The group will be headed by Reserve Bank of Australia Assistant Governor Guy Debelle, the co-author of recommendations drawn up last year for reforming “fixing” benchmarks after two years of scandal over their alleged manipulation.
Reuters reported last week that a number of senior central bank officials were for the first time optimistic about unifying the disparate codes of conduct used in different jurisdictions into one central document.
They say that the need to show the industry is taking action to prevent future abuses could override traditional divisions between the biggest banks and market centers such as Tokyo, London and New York in a market that has never been formally regulated.
James Kemp, Managing Director for Global FX at the Global Financial Markets Association (GFMA), welcomed the BIS move and said there is a very strong desire for coordinated alignment of regional codes.

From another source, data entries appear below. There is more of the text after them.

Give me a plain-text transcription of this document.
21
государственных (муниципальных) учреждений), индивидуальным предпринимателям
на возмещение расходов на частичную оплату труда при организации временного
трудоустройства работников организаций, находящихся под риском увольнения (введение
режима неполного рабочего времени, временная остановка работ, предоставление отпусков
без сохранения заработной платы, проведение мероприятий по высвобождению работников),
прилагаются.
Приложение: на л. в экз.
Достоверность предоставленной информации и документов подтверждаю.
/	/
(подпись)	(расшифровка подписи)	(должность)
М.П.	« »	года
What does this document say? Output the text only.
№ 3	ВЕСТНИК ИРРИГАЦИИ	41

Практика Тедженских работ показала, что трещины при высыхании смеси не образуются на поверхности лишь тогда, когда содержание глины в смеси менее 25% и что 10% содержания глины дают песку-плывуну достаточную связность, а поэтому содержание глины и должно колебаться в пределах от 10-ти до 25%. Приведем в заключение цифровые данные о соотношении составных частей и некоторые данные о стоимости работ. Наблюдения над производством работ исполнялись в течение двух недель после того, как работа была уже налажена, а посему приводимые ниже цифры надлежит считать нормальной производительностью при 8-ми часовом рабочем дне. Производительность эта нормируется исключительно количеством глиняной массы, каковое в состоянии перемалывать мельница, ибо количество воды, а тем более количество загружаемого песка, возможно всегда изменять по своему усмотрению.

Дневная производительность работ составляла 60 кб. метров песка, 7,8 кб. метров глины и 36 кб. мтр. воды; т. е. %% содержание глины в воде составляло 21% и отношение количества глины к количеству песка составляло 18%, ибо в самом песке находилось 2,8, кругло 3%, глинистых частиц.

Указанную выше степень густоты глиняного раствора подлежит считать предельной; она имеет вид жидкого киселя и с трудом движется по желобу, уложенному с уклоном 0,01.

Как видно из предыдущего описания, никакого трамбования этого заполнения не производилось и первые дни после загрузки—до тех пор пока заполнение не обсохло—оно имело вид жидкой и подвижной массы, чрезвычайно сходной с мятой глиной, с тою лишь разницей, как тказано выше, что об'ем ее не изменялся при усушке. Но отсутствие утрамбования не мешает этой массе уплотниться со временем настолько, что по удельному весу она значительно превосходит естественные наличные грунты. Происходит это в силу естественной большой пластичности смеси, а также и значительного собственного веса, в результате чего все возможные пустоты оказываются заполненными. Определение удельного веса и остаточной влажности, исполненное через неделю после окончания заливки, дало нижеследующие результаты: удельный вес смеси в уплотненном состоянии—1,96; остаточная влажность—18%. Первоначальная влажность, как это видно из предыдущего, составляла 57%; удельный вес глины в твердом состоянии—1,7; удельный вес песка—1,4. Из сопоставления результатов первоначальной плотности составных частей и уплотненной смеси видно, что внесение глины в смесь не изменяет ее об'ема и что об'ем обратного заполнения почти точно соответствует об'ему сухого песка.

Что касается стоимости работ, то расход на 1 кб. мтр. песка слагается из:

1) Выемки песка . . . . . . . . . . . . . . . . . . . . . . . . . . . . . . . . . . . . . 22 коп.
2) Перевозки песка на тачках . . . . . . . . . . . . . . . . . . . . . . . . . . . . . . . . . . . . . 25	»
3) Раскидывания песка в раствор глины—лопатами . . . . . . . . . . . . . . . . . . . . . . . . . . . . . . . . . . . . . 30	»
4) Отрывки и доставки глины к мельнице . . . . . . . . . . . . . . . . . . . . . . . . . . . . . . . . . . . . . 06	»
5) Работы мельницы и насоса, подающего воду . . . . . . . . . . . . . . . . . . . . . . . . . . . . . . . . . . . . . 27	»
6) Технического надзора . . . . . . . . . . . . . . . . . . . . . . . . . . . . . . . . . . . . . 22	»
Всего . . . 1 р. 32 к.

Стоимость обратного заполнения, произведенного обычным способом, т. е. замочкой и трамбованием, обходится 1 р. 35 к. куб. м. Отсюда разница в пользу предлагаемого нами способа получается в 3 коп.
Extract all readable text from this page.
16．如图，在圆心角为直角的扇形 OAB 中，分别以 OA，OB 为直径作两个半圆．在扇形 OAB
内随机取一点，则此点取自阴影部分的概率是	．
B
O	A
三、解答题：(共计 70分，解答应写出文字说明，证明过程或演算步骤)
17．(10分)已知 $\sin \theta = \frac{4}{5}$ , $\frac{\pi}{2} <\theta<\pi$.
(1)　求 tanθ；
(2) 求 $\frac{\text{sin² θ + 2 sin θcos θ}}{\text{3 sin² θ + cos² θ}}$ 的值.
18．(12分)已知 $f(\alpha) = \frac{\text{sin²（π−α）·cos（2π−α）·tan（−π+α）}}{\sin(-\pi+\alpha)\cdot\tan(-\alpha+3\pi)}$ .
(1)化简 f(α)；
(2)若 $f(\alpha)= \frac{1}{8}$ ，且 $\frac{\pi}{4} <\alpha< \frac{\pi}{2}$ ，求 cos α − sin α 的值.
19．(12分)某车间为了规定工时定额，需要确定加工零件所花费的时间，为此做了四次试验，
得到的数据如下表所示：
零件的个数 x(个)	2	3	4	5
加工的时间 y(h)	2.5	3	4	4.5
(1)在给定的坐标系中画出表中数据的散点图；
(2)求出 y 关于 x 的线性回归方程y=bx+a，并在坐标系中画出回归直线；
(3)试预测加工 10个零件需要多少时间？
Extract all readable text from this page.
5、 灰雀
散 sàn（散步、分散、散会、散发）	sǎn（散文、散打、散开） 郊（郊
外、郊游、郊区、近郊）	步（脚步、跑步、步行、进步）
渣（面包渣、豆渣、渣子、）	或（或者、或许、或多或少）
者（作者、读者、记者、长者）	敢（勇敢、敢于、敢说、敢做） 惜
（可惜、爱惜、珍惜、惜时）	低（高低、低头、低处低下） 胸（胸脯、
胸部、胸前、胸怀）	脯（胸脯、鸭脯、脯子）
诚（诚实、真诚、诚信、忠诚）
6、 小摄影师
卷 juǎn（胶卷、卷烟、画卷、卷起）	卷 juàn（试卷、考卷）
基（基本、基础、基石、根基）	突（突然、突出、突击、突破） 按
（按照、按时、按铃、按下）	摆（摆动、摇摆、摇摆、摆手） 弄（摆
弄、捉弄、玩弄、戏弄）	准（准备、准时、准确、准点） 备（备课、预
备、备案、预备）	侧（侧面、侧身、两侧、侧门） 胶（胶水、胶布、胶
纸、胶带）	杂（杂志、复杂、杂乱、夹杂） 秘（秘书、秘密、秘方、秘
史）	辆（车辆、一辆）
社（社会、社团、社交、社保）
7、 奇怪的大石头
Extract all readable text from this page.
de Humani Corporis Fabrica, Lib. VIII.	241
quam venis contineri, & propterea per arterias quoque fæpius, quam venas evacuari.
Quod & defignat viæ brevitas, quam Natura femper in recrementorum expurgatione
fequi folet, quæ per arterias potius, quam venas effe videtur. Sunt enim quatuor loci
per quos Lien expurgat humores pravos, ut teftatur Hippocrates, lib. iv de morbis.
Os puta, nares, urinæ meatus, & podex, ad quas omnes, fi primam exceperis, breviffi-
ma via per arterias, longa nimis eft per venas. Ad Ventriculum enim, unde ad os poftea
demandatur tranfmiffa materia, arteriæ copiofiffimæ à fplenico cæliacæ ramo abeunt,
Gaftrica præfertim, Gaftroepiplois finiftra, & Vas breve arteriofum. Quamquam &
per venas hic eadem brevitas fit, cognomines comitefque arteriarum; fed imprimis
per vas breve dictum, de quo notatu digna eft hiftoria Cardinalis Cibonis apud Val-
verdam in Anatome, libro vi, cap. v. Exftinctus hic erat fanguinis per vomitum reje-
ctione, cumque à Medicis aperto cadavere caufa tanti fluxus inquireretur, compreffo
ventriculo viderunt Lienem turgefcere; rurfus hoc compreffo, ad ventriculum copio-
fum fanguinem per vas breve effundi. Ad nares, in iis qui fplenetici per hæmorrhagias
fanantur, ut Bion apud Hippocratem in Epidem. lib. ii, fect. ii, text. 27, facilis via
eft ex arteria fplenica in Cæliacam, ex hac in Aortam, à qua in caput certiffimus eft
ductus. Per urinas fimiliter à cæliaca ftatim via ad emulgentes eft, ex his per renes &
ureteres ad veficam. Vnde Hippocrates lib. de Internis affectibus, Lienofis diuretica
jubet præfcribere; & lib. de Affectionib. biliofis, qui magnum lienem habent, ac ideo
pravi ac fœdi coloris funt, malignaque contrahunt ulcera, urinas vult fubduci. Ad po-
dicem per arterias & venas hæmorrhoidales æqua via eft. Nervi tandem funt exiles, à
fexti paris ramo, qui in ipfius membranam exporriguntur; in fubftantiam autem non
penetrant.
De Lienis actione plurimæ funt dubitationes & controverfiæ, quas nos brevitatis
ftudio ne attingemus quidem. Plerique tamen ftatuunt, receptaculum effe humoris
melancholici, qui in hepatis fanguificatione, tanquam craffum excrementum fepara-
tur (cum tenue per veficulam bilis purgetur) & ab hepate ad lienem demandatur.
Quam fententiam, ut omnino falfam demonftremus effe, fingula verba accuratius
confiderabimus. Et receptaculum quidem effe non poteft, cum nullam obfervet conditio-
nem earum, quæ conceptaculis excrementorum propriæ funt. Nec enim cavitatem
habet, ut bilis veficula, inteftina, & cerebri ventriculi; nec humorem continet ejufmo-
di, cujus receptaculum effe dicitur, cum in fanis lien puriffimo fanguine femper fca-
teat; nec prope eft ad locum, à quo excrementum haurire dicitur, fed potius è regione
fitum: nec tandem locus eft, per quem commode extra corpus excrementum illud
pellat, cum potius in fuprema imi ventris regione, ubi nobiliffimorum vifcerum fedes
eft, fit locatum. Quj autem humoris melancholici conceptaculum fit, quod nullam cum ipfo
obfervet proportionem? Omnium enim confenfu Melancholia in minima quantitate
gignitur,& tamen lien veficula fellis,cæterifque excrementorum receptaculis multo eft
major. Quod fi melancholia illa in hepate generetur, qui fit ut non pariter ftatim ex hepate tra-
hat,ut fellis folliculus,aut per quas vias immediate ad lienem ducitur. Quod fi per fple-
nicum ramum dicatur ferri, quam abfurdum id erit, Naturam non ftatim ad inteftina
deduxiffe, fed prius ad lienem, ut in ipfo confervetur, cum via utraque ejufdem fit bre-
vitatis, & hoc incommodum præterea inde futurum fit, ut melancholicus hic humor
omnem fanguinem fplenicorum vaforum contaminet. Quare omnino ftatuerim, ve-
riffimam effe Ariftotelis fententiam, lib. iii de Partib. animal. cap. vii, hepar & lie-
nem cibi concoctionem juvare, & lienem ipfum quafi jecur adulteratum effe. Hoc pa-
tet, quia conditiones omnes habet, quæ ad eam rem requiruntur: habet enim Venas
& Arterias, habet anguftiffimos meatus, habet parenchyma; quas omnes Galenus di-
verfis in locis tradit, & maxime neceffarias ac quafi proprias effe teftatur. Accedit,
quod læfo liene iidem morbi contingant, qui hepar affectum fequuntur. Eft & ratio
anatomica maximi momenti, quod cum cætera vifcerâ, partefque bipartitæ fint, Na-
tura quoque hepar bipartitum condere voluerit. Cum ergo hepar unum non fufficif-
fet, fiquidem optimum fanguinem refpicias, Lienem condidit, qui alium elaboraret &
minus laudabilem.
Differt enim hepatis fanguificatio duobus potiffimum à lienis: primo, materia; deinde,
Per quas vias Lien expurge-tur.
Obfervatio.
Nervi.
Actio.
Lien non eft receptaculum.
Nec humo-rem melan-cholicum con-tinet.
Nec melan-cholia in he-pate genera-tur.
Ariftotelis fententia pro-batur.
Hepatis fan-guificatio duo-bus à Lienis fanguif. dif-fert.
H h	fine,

“This is an opportunity for market participants to work with regulators and supervisors to demonstrate that they can put the right controls and guidance in place,” he said in a statement. “As demonstrated by various initiatives already under way, the GFMA’s FX Division is highly supportive of this initiative.”
The push for a single set of standards is likely to be shaped by Britain’s Fair and Effective Markets Review of conduct in currency and other markets, which is due to report in June and will need international backing to have any global impact.
All of that work, central to efforts to get past two years of scandal that many participants say has throttled activity and profits in one of the banking sector’s biggest cash cows, is happening as further fines are set to emerge.
People familiar with the matter have told Reuters that U.S. authorities are on course to reach multibillion-dollar agreements with five large banks over allegations of FX market rigging as soon as this week.
Barclays <BARC.L>, one of the top three players in the $5 trillion a day global currency market, is also likely to settle separate investigations by Britain’s Financial Conduct Authority and the U.S. Commodity Futures Trading Commission at the same time as it completes the Justice Department deal, a person familiar with the matter told Reuters.
RBS <RBS.L> and Barclays last month set aside a further $1.71 billion for investigations and litigation involving foreign exchange.